William H. Vanderbilt—who appears in Bartlett’s Quotations for “the public be damned”—is the only person in US history whose father (Cornelius, or “the Commodore”) was, for a time, the richest person in the country, and who was himself, for a time, also the richest person in the country.
Of the Commodore’s two adult male children, one (in the dark yellow in the below chart) appeared to be cut from the same mold as he, and the other (light yellow), a wastrel. The Commodore left each of his surviving children a fortune; and, he left the overwhelming portion of his vast estate to William H., known within the family as “Billy.”
Consolidating and expanding on the New York Central railroad, Billy quadrupled his inheritance. He became one of the country’s first billionaires (in today’s money). He, his siblings, and their children proceeded to mansion-building and, in other ways, to live large. Only a few of them entered business.
Within a hundred years, the Vanderbilt fortune was dissipated. In 1973, when more than a hundred progeny gathered, not one was a millionaire (in the money of that day). In 2021, Anderson Cooper—son of Gloria Vanderbilt—published a book, Vanderbilt: The Rise and Fall of an American Dynasty.

According to one account, William H. Vanderbilt said “the public be damned” during an interview with reporters aboard a Chicago-bound train on October 7, 1882. A reporter asked whether his limited express trains pay or were run for the accommodation of the public? “Accommodation of the public?” replied Vanderbilt, “The public be damned!”
Here is how this incident was reported in the New York Sun of October 10, 1882 (p. 2):

Vanderbilt denied uttering the specific words, but his denial rang hollow because of his imperious attitude. Besides, what Vanderbilt said was completely valid, whether or not it was impolite. The New York Central was run for the benefit of its shareholders, not for the benefit of its riders.
At the time, the New York Central was in competition with the Pennsylvania RR for the prestigious New York to Chicago passenger route. The route was a showcase and—on each railroad—featured the best locomotives, well-appointed cars, and luxurious service.

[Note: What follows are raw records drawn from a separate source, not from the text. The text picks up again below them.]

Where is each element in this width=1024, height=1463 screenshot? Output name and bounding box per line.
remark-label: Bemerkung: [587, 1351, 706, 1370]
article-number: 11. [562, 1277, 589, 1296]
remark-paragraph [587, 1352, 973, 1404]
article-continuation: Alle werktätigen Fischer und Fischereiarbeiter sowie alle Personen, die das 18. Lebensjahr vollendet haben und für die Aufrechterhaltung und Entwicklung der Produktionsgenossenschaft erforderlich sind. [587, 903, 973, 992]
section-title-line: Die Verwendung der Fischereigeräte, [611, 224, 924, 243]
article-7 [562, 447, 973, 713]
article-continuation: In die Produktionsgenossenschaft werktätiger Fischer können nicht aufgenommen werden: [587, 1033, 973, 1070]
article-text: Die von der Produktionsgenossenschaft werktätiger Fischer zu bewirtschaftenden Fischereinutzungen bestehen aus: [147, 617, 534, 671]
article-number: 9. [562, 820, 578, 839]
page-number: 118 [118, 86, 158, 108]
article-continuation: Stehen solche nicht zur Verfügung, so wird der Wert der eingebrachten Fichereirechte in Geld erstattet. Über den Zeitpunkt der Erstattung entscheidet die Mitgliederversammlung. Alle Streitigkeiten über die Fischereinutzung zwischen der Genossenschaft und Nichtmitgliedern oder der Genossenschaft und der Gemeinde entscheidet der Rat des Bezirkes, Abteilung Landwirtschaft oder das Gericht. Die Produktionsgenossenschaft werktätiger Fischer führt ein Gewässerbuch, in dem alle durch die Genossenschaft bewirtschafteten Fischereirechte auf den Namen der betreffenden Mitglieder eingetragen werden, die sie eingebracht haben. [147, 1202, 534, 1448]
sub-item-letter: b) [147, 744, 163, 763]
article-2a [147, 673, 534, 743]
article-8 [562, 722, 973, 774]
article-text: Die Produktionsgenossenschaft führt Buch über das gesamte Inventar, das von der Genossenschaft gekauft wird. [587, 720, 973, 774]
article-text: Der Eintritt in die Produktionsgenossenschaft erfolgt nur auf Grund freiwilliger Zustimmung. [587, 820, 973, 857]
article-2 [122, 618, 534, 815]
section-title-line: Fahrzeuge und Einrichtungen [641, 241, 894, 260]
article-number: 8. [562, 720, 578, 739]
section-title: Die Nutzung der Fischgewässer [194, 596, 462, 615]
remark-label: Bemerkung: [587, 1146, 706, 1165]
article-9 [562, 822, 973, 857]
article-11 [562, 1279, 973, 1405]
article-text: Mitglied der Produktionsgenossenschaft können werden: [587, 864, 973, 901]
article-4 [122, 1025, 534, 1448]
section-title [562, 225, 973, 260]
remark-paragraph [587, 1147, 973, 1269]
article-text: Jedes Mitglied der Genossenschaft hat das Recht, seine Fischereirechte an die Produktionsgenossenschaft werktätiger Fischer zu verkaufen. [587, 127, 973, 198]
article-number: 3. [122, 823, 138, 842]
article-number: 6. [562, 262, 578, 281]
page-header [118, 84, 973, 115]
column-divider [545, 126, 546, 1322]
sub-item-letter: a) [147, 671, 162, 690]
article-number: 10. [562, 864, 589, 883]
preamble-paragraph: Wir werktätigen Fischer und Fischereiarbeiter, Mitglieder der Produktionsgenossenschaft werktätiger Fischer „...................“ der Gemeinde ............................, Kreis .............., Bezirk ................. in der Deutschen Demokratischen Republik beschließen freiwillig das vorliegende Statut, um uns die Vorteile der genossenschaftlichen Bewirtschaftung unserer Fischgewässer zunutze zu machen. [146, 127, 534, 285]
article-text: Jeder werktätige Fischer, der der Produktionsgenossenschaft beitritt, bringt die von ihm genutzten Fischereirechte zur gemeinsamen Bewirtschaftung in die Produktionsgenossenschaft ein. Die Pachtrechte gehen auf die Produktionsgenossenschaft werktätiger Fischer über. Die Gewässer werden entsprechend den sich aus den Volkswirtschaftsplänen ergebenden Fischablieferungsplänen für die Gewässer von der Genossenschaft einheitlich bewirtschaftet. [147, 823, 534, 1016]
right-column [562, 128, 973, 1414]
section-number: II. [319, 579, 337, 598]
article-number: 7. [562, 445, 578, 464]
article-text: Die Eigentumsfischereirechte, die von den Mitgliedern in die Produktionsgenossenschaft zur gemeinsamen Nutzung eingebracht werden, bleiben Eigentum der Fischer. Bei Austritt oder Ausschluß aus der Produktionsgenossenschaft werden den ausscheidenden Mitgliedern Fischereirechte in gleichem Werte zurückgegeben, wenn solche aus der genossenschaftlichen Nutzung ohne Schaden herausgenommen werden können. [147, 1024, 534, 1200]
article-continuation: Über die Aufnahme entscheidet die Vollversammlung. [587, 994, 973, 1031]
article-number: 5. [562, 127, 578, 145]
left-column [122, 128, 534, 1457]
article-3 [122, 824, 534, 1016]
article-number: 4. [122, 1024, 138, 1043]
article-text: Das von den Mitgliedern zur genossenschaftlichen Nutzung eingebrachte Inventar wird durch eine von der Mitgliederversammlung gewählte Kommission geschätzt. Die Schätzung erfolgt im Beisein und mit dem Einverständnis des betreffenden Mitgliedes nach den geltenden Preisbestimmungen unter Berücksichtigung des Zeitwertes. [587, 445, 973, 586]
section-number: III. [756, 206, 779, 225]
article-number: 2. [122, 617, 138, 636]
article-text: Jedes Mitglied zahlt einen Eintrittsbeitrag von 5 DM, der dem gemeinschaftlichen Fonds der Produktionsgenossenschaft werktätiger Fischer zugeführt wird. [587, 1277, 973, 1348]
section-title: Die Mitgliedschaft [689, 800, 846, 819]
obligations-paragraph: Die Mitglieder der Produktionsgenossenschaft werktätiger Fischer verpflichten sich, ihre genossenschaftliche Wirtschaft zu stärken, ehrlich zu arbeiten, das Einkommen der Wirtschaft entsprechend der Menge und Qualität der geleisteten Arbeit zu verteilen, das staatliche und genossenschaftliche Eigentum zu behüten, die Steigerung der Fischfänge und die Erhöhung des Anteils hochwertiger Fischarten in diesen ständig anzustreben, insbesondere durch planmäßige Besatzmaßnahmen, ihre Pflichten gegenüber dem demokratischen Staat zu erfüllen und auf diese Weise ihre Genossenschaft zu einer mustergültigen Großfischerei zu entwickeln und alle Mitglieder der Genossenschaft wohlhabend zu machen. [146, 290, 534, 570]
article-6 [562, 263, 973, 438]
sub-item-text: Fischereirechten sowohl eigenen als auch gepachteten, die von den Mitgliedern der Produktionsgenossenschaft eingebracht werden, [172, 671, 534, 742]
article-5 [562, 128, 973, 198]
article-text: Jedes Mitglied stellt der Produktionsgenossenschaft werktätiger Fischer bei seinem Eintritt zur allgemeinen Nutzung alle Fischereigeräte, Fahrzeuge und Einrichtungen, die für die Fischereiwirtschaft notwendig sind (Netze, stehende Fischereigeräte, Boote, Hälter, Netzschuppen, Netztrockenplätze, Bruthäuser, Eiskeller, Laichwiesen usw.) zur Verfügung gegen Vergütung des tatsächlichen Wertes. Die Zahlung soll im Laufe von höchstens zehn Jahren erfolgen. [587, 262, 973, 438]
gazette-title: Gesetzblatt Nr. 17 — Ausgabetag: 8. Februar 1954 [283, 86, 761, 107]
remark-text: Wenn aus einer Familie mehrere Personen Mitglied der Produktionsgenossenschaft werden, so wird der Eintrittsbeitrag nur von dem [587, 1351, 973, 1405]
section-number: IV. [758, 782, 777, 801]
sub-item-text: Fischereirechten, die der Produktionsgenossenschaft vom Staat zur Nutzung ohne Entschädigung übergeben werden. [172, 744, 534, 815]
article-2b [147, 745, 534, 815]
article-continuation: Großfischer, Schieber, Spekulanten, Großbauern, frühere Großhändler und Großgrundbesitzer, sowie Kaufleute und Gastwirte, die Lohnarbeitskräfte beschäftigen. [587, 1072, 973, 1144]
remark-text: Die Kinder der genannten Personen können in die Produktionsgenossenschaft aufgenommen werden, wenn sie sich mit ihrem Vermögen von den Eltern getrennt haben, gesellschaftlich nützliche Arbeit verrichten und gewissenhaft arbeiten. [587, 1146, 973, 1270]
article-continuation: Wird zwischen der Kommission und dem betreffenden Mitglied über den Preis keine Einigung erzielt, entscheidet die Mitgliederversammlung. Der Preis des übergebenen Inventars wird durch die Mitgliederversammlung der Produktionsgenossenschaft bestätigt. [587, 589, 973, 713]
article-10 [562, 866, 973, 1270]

Two decades later, the New York Central initiated the 20th Century Limited, running from Grand Central Station in New York City to LaSalle Street Station in Chicago. The 20th Century Limited would be the most profitable route of the New York Central. But, at the time of the interview, twenty years prior, the route lost money according to Vanderbilt. So why did the New York Central offer the service? There’s a sense in which the profitability of the route was irrelevant. It was run at a loss because the attention it attracted to the New York Central brought enough other business.
For one thing, there’s an old rule of thumb in railroading that you lose money on twenty percent of your lines. These money-losing lines wind up to be feeder lines for the profitable lines of the network. Actually, that’s only the way the numbers come out according to the accountants. Good businessmen sometimes have to see beyond the accounting figures to take into account inter-relations among their company’s products and services.
The same could be said of first-class service on the great ocean liners of the late 19th century. Similarly, top of the line models of car manufacturers come the next century. Indeed, famous basketball players might be paid to wear branded athletic shoes; and, fashion designers might compete to attire celebrities for marquee events. Come Thanksgiving, supermarkets might take a loss selling the turkey in order to generate sales of the trimmings. Business decisions often involve such complexities, but this doesn’t mean business isn’t focused on the bottom line.
Returning to William H. Vanderbilt, he was not a salaried man. His income was from dividends on his stock. His working on behalf of the shareholders of the New York Central coincided with his working for himself. This arrangement was facilitated by his inheritance. However, few people combine such a large inheritance with the talent and ambition needed to greatly expand on their fortune. Most people with large inheritances are too comfortable for the rough and tumble of business. Hence, Vanderbilt’s uniqueness as a son of a person who was for a time the wealthiest man in the country, who himself became for a time the wealthiest man in the country.
We have some key owners of corporations today, such as Jeff Bezos of Amazon and Elon Musk of SpaceX. These key owners can be trusted by other shareholders because of their personal incentive for their companies to be profitable. But, mostly, corporations have to motivate managers who are not already wealthy to work on behalf of shareholders. Corporations do this mostly with management stock options. Raising the value of the firm can make managers with such stock options enormously wealthy. There are some problems with management stock options, but usually management stock options align the motivation of managers with the interests of shareholders.
Who do corporate managers work for the customers or the shareholders of their companies? We can correctly say that maximizing the value of the firm usually involves attending to all the firm’s stakeholders, including its customers. Thus understood, stakeholder capitalism is unexceptional. But, many who advocate stakeholder capitalism want to push attention to non-shareholder stakeholders beyond the limits of value maximization. No, value maximization should guide stakeholder capitalism. Even so, it isn’t advisable to say, “the public be damned.”